Logo Questions Linux Laravel Mysql Ubuntu Git Menu
 

Characters supported in C++

There seems to be a problem when I'm writing words in foreign characters (french...)

For example, if I ask for input for an std::string or a char[] like this:

std::string s;
std::cin>>s;  //if we input the string "café"
std::cout<<s<<std::endl;  //outputs "café"

Everything is fine.

Although if the string is hard-coded

std::string s="café";
std::cout<<s<<std::endl; //outputs "cafÚ"

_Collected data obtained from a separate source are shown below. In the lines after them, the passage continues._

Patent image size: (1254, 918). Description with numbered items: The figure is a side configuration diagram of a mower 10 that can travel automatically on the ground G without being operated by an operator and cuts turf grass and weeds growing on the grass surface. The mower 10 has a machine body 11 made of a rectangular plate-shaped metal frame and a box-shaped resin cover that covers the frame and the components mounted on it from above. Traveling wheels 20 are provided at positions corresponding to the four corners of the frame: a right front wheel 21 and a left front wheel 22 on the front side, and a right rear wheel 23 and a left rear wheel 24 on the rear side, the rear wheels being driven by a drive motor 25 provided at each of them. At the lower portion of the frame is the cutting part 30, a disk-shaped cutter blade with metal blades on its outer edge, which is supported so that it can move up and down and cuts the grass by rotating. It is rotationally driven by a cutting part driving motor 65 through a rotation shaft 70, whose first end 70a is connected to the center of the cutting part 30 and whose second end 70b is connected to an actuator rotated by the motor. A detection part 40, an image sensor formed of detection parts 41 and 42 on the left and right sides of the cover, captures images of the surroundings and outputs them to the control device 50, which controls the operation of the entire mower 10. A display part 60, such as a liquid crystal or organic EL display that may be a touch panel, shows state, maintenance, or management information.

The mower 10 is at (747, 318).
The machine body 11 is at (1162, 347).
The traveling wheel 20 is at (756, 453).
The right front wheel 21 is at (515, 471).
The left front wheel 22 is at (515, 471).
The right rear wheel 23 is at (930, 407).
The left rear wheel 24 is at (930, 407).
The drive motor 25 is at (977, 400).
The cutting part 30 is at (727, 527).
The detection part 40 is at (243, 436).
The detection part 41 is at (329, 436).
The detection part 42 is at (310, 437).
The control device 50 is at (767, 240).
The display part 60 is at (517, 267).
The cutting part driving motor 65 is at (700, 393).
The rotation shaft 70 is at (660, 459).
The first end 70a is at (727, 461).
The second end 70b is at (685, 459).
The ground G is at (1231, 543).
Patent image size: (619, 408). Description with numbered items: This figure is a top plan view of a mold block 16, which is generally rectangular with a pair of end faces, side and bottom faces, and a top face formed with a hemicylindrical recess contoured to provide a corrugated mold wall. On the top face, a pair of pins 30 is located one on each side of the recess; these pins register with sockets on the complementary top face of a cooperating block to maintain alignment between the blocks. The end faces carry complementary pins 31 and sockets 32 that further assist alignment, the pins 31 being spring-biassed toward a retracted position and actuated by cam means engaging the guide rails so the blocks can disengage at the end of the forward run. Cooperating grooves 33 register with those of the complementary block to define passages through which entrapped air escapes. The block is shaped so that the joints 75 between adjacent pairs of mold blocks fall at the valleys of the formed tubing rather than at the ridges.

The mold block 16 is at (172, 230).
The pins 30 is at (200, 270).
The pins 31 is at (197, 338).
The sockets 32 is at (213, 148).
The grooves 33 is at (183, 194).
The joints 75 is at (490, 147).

What is going on? What characters are supported by C++ and how do I make it work right? Does it have something to do with my operating system (Windows 10)? My IDE (VS 15)? Or with C++?

like image 773
Tom Dorone Avatar asked Jan 23 '17 16:01

Tom Dorone


3 Answers

In a nutshell, if you want to pass/receive unicode text to/from the console on Windows 10 (in fact any version of Windows), you need to use wide strings, IE, std::wstring. Windows itself doesn't support UTF-8 encoding. This is a fundamental OS limitation.

The entire Win32 API, on which things like console and file system access are based, only works with unicode characters under the UTF-16 encoding, and the C/C++ runtimes provided in Visual Studio don't offer any kind of translation layer to make this API UTF-8 compatible. This doesn't mean you can't use UTF-8 encoding internally, it just means that when you hit the Win32 API, or a C/C++ runtime feature that uses it, you'll need to convert between UTF-8 and UTF-16 encoding. It sucks, but it's just where we are right now.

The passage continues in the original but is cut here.